David Yetman
David Yetman is research social scientist and has been at the Southwest Center since 1992. He received his doctorate in philosophy from the University of Arizona in 1972. Yetman’s research has been primarily directed towards the state of Sonora, its indigenous people, their history, and how they have incorporated native resources into their lives.
His books include Sonora: An Intimate Geography (1996); Scattered Round Stones: A Mayo Village in Sonora, Mexico (1998); Guarijíos of the Sierra Madre: Hidden People of Northwest Mexico (2002); and The Ópatas: In Search of a Sonoran People (2010). He has also written extensively on native uses of plants in Sonora. His Mayo Ethnobotany: Land, History, and Traditional Knowledge in Northwest Mexico (2002, co-authored by Thomas R. Van Devender) combines ethnohistory and ethnobotany. His 2007 volume The Great Cacti: Ethnobotany and Biogeography of Columnar Cacti documents columnar cacti throughout the Americas, while a smaller work The Organ Pipe Cactus (2006) describes the natural history of the remarkable plant for which a U.S. Park Service National Monument is named. In February 2020 was published The Saguaro Cactus, A Natural History, co-written with Alberto Búrquez, Kevin Hultine, and Michael Sanderson.

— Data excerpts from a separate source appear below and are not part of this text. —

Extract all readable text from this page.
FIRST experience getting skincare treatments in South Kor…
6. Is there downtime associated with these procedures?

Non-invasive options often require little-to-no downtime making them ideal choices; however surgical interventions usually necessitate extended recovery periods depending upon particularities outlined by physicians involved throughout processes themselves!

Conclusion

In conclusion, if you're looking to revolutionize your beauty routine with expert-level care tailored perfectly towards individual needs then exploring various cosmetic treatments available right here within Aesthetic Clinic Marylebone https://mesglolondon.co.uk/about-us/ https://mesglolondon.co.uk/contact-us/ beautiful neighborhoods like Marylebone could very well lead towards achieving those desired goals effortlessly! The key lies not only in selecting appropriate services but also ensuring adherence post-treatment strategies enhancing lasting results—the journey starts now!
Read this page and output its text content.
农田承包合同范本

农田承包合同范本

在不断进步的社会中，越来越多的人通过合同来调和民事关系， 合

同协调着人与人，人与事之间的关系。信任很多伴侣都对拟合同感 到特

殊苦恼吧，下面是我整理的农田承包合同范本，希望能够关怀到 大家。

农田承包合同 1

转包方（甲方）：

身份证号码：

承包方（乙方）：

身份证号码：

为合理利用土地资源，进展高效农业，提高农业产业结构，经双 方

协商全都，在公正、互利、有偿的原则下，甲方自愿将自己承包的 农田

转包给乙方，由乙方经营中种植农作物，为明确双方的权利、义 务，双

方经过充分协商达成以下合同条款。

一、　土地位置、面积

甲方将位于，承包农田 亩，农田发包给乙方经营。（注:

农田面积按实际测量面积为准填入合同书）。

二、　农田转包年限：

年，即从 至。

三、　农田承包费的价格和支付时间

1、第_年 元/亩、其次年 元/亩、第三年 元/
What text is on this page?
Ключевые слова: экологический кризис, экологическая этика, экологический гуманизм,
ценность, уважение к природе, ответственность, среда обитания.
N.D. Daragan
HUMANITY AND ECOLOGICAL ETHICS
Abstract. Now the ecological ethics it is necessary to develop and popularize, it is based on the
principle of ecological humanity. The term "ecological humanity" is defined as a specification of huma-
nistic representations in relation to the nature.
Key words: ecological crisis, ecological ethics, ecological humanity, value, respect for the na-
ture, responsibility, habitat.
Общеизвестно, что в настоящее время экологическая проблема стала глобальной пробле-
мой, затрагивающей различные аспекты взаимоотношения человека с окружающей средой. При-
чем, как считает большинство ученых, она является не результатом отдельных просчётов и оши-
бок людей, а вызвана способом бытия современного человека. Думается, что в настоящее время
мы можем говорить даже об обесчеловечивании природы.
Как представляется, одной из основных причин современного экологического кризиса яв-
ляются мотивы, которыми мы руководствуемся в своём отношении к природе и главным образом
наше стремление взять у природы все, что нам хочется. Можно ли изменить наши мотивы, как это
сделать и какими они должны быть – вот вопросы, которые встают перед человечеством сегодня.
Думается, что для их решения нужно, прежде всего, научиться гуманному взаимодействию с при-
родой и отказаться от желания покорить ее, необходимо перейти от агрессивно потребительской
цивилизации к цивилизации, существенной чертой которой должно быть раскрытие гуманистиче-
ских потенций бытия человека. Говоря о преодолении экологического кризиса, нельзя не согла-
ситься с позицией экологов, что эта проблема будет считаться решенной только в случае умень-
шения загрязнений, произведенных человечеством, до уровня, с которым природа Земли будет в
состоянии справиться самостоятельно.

In addition, Yetman is author of numerous journal articles and book chapters. He is a frequent present of lectures on deserts, their people and their natural history. In addition to his writing, Yetman served for nine years as host for the PBS documentary television series The Desert Speaks and currently produces and hosts the PBS series "In the Americas with David Yetman." Yetman received an Emmy Awards in 2007 and 2014 for his documentary television work.